Bedeutendste Aktivistin der Kölner Frauenbewegung in der Generation nach Mathilde von Mevissen und Elisabeth von Mumm

Else Falk war verheiratet, Mutter von vier Söhnen und Mitglied der Nationalliberalen Partei.

Ein Auszug aus ihrem Engagement:

  • Schatzmeisterin der Kölner Nationalen Frauengemeinschaft,
  • Vorsitzende des Stadtverbandes Kölner Frauenvereine,
  • Vorsitzende der Arbeitsgemeinschaft der Stadtverbände von Rheinland und Westfalen,
  • Vorsitzende des Kölner Vereins Fünfter Wohlfahrtsverband und Vorstandsmitglied des Landesverbandes,
  • Gründung und Leitung des Vereins Müttererholung und Mütterschulung,
  • Initiierung von vier Rentnerinnenheimen für durch Krieg und Inflation verarmte Frauen,
  • Begründung der städtischen Blindenbibliothek,
  • Mitwirkung im Vorstand der Kölner GEDOK.

1930 wurde das Haus für Berufstätige Frauen nach ihr benannt.

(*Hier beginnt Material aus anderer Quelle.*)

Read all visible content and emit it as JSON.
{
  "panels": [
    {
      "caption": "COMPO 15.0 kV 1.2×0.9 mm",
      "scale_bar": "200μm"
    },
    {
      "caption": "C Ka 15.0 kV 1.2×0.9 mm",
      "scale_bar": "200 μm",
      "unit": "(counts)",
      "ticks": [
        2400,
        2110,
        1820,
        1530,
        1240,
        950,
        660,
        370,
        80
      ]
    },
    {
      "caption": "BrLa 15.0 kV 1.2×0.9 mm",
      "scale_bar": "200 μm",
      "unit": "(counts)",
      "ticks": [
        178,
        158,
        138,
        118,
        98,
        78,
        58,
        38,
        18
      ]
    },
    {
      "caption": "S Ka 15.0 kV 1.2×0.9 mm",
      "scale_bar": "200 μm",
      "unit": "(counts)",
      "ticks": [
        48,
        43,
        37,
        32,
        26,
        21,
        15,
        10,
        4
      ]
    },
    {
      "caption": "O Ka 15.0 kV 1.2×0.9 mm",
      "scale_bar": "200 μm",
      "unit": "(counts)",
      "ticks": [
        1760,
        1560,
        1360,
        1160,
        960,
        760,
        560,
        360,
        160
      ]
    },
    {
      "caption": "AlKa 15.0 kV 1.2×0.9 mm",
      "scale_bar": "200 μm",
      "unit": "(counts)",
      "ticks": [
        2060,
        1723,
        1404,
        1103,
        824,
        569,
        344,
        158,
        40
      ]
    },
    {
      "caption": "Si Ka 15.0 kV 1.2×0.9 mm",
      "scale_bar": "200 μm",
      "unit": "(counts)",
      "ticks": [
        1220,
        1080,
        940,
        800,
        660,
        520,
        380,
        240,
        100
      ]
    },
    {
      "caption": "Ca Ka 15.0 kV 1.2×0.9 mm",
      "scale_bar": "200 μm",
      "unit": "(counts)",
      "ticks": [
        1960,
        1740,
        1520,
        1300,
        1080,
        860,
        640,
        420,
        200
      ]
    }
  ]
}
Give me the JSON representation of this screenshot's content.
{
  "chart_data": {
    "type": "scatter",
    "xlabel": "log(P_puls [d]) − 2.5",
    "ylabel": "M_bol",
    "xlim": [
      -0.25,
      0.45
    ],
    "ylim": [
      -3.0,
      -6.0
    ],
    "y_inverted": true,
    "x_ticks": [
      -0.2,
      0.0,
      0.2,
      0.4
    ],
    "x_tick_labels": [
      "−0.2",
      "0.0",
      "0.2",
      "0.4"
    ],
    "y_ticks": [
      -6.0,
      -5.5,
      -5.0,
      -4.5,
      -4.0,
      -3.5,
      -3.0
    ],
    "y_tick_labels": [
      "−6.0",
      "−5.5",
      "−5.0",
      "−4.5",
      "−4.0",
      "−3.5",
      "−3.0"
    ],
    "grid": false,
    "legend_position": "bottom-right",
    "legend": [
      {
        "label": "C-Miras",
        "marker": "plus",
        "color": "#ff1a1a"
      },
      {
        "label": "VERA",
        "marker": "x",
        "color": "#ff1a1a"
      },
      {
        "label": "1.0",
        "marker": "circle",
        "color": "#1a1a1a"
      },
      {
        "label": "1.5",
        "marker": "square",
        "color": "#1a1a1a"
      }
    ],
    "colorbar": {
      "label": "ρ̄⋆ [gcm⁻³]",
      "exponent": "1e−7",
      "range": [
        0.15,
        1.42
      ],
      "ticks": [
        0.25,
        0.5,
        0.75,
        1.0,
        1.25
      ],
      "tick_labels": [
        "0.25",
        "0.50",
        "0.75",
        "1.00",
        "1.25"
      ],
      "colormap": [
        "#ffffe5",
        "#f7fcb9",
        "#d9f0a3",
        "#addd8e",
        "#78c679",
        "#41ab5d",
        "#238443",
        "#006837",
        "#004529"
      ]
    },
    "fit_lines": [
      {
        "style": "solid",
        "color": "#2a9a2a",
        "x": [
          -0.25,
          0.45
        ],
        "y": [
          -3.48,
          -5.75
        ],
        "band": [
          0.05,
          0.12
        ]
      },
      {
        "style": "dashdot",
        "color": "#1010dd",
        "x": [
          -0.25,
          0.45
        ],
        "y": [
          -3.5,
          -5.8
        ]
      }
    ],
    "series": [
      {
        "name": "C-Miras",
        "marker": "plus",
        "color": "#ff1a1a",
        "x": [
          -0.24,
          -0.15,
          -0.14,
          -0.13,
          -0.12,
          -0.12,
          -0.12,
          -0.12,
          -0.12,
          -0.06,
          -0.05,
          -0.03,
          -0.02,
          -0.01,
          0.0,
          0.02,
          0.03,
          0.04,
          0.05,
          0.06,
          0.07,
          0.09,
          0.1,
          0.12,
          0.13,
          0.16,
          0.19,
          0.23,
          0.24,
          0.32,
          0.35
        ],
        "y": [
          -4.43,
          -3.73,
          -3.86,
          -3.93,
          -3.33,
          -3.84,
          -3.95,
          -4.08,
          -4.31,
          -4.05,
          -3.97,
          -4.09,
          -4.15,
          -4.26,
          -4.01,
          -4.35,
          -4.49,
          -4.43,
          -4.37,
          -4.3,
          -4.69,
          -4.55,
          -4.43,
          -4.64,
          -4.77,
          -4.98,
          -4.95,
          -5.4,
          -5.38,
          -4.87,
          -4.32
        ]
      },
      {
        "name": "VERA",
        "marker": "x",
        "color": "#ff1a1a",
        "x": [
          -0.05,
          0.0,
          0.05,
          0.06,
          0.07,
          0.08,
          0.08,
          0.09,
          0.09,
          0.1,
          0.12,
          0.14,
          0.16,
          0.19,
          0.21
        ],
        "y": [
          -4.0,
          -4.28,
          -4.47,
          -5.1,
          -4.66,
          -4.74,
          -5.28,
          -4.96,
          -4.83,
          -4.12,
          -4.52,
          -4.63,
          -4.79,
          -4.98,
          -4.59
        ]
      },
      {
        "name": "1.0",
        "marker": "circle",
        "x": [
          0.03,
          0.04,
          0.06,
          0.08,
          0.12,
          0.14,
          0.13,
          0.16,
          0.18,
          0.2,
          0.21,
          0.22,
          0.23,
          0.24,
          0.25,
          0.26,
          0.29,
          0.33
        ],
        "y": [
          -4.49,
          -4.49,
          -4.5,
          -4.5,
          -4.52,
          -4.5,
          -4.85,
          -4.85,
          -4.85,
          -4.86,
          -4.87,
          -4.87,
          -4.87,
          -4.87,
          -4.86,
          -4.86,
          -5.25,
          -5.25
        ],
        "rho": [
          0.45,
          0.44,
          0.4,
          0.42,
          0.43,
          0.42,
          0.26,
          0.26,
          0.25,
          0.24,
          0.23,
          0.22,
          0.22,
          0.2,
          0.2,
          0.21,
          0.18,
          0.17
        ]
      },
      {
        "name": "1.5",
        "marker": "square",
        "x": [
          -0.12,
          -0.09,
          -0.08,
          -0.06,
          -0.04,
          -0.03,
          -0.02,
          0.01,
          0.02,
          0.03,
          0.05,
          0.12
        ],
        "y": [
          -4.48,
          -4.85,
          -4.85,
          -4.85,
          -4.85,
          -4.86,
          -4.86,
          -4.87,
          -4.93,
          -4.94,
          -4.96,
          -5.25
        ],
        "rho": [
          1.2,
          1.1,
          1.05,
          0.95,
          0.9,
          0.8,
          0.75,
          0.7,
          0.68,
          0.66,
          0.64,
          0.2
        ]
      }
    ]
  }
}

Ein Jahr später war sie als Jüdin gezwungen, alle Ämter niederzulegen. Nach der Zerstörung der Wohnung der Falks in der Reichsprogromnacht 1938 verließ die Familie das Land.

Entnommen aus: Marita Alami (Hrsg.). 100 Jahre Arbeitskreis Kölner Frauenvereinigungen (AKF). Gemeinsam engagiert für Gleichberechtigung, Chancengleichheit und Gleichstellung 1909 bis 2009. Münster 2010, S. 19

Das Frauengeschichts-Wiki des Kölner Frauengeschichtsvereins widmet einen großen Eintrag Else Falk.

Ihren Namen tragen soll der Kölner Frauenpreis, für den sich der AKF einsetzt. Dabei geht es um eine dotierte Ehrung der Stadt Köln für Kölnerinnen, die sich durch ihre herausragende Frauen- und Gleichstellungsarbeit ausgezeichnet haben.